Escalation nel Golfo e risposta americana
L’episodio arriva in un momento di forte tensione nella regione. L’Iran aveva avvertito che avrebbe imposto un “prezzo elevato” per gli attacchi contro i propri siti nucleari avvenuti il giorno precedente. L’azione contro la base saudita sembra inserirsi in questa dinamica di ritorsioni e contro-ritorsioni che sta alimentando un’escalation nel Golfo.
Il Pentagono valuta un massiccio rafforzamento militare
Secondo il Wall Street Journal, il Pentagono sta considerando l’invio di altri 10.000 soldati in Medio Oriente. Se la decisione venisse confermata, la presenza militare statunitense nell’area raggiungerebbe circa 17.000 unità. Non si tratterebbe di un contingente sufficiente per un’invasione su larga scala, ma sarebbe adeguato per operazioni mirate: mettere in sicurezza siti sensibili, sequestrare porzioni di territorio strategico o prendere il controllo di infrastrutture chiave, come alcune isole iraniane.

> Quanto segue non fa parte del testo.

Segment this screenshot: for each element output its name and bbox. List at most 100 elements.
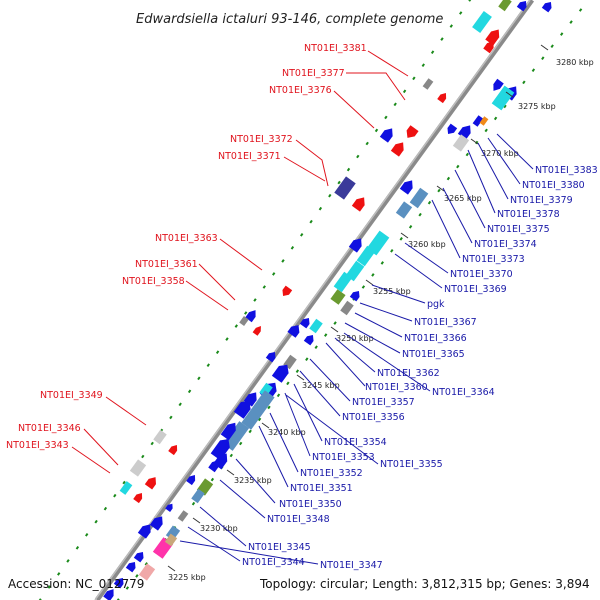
tick-3275: 3275 kbp — [505, 91, 556, 111]
tick-label-3225: 3225 kbp — [168, 573, 206, 582]
gene-label-nt01ei-3367[interactable]: NT01EI_3367 — [414, 317, 477, 328]
accession-text: Accession: NC_012779 — [8, 577, 144, 591]
feature-inner-23 — [349, 290, 360, 302]
feature-outer-0 — [422, 78, 434, 90]
feature-outer-11 — [153, 429, 167, 445]
gene-label-nt01ei-3358[interactable]: NT01EI_3358 — [122, 276, 185, 287]
tick-3260: 3260 kbp — [400, 232, 446, 249]
tick-3245: 3245 kbp — [296, 374, 340, 390]
tick-label-3245: 3245 kbp — [302, 381, 340, 390]
gene-label-nt01ei-3381[interactable]: NT01EI_3381 — [304, 43, 367, 54]
gene-label-nt01ei-3369[interactable]: NT01EI_3369 — [444, 284, 507, 295]
gene-label-nt01ei-3375[interactable]: NT01EI_3375 — [487, 224, 550, 235]
gene-label-nt01ei-3354[interactable]: NT01EI_3354 — [324, 437, 387, 448]
feature-inner-19 — [356, 245, 376, 267]
feature-inner-43 — [191, 488, 205, 504]
feature-outer-3 — [390, 142, 404, 157]
gene-label-nt01ei-3374[interactable]: NT01EI_3374 — [474, 239, 537, 250]
gene-label-nt01ei-3365[interactable]: NT01EI_3365 — [402, 349, 465, 360]
feature-inner-17 — [366, 230, 390, 256]
feature-inner-38 — [210, 439, 230, 461]
gene-label-nt01ei-3370[interactable]: NT01EI_3370 — [450, 269, 513, 280]
gene-label-nt01ei-3343[interactable]: NT01EI_3343 — [6, 440, 69, 451]
gene-label-nt01ei-3356[interactable]: NT01EI_3356 — [342, 412, 405, 423]
gene-label-nt01ei-3371[interactable]: NT01EI_3371 — [218, 151, 281, 162]
gene-label-nt01ei-3351[interactable]: NT01EI_3351 — [290, 483, 353, 494]
tick-label-3275: 3275 kbp — [518, 102, 556, 111]
feature-inner-5 — [541, 1, 552, 13]
gene-label-nt01ei-3347[interactable]: NT01EI_3347 — [320, 560, 383, 571]
gene-labels-left: NT01EI_3381 NT01EI_3377 NT01EI_3376 NT01… — [6, 43, 367, 451]
feature-inner-22 — [330, 289, 346, 305]
gene-label-nt01ei-3377[interactable]: NT01EI_3377 — [282, 68, 345, 79]
feature-inner-10 — [479, 116, 489, 126]
gene-label-nt01ei-3346[interactable]: NT01EI_3346 — [18, 423, 81, 434]
feature-outer-13 — [129, 459, 147, 477]
gene-label-nt01ei-3362[interactable]: NT01EI_3362 — [377, 368, 440, 379]
kbp-ticks: 3225 kbp 3230 kbp 3235 kbp 3240 kbp 3245… — [167, 44, 594, 582]
gene-label-nt01ei-3378[interactable]: NT01EI_3378 — [497, 209, 560, 220]
gene-label-nt01ei-3380[interactable]: NT01EI_3380 — [522, 180, 585, 191]
feature-outer-6 — [351, 197, 365, 212]
feature-outer-12 — [168, 444, 178, 456]
feature-inner-55 — [113, 577, 124, 589]
feature-inner-47 — [149, 516, 163, 531]
gene-labels-right: NT01EI_3383 NT01EI_3380 NT01EI_3379 NT01… — [242, 165, 598, 571]
gene-label-nt01ei-3363[interactable]: NT01EI_3363 — [155, 233, 218, 244]
feature-inner-14 — [399, 180, 413, 195]
gene-label-nt01ei-3366[interactable]: NT01EI_3366 — [404, 333, 467, 344]
gene-label-nt01ei-3364[interactable]: NT01EI_3364 — [432, 387, 495, 398]
feature-inner-18 — [348, 238, 362, 253]
tick-3235: 3235 kbp — [226, 469, 272, 485]
feature-outer-5 — [334, 176, 356, 200]
tick-3280: 3280 kbp — [540, 44, 594, 67]
feature-inner-24 — [340, 300, 354, 316]
gene-label-nt01ei-3372[interactable]: NT01EI_3372 — [230, 134, 293, 145]
gene-label-nt01ei-3350[interactable]: NT01EI_3350 — [279, 499, 342, 510]
feature-outer-15 — [119, 481, 133, 495]
feature-inner-6 — [493, 78, 504, 91]
dotted-guide-outer — [38, 0, 472, 600]
tick-label-3235: 3235 kbp — [234, 476, 272, 485]
genome-summary-text: Topology: circular; Length: 3,812,315 bp… — [259, 577, 590, 591]
feature-outer-4 — [406, 125, 419, 138]
tick-3250: 3250 kbp — [330, 326, 374, 343]
map-title: Edwardsiella ictaluri 93-146, complete g… — [136, 12, 443, 27]
feature-outer-9 — [239, 316, 249, 326]
gene-label-nt01ei-3344[interactable]: NT01EI_3344 — [242, 557, 305, 568]
feature-inner-26 — [299, 317, 310, 329]
gene-label-nt01ei-3383[interactable]: NT01EI_3383 — [535, 165, 598, 176]
feature-inner-13 — [447, 123, 458, 135]
gene-label-pgk[interactable]: pgk — [427, 299, 445, 310]
gene-label-nt01ei-3353[interactable]: NT01EI_3353 — [312, 452, 375, 463]
gene-label-nt01ei-3357[interactable]: NT01EI_3357 — [352, 397, 415, 408]
feature-inner-28 — [303, 334, 314, 346]
gene-label-nt01ei-3373[interactable]: NT01EI_3373 — [462, 254, 525, 265]
gene-label-nt01ei-3379[interactable]: NT01EI_3379 — [510, 195, 573, 206]
gene-label-nt01ei-3376[interactable]: NT01EI_3376 — [269, 85, 332, 96]
gene-label-nt01ei-3361[interactable]: NT01EI_3361 — [135, 259, 198, 270]
gene-label-nt01ei-3349[interactable]: NT01EI_3349 — [40, 390, 103, 401]
feature-inner-12 — [452, 134, 470, 152]
gene-label-nt01ei-3352[interactable]: NT01EI_3352 — [300, 468, 363, 479]
feature-inner-39 — [220, 422, 236, 441]
feature-inner-31 — [271, 364, 289, 383]
feature-inner-8 — [491, 85, 515, 111]
feature-outer-1 — [437, 92, 447, 104]
gene-label-nt01ei-3355[interactable]: NT01EI_3355 — [380, 459, 443, 470]
feature-outer-7 — [282, 285, 293, 297]
feature-inner-44 — [186, 474, 196, 486]
feature-inner-16 — [395, 201, 413, 219]
tick-3225: 3225 kbp — [167, 565, 206, 582]
gene-label-nt01ei-3348[interactable]: NT01EI_3348 — [267, 514, 330, 525]
feature-outer-14 — [144, 477, 156, 490]
gene-label-nt01ei-3360[interactable]: NT01EI_3360 — [365, 382, 428, 393]
feature-inner-56 — [103, 589, 114, 600]
feature-outer-2 — [379, 128, 393, 143]
gene-label-nt01ei-3345[interactable]: NT01EI_3345 — [248, 542, 311, 553]
leader-lines-left — [71, 50, 409, 474]
tick-label-3260: 3260 kbp — [408, 240, 446, 249]
feature-inner-9 — [472, 115, 484, 127]
feature-inner-53 — [125, 561, 136, 573]
tick-3270: 3270 kbp — [470, 138, 519, 158]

Un quadro regionale sempre più instabile
L’attacco alla base Prince Sultan si inserisce in un contesto di crescente instabilità: Israele ha intensificato le operazioni contro obiettivi iraniani, mentre gli Stati Uniti stanno ricalibrando la propria postura militare nella regione. Le tensioni nello Stretto di Hormuz, cruciale per il traffico energetico globale, restano elevate e potrebbero peggiorare in caso di ulteriori ritorsioni.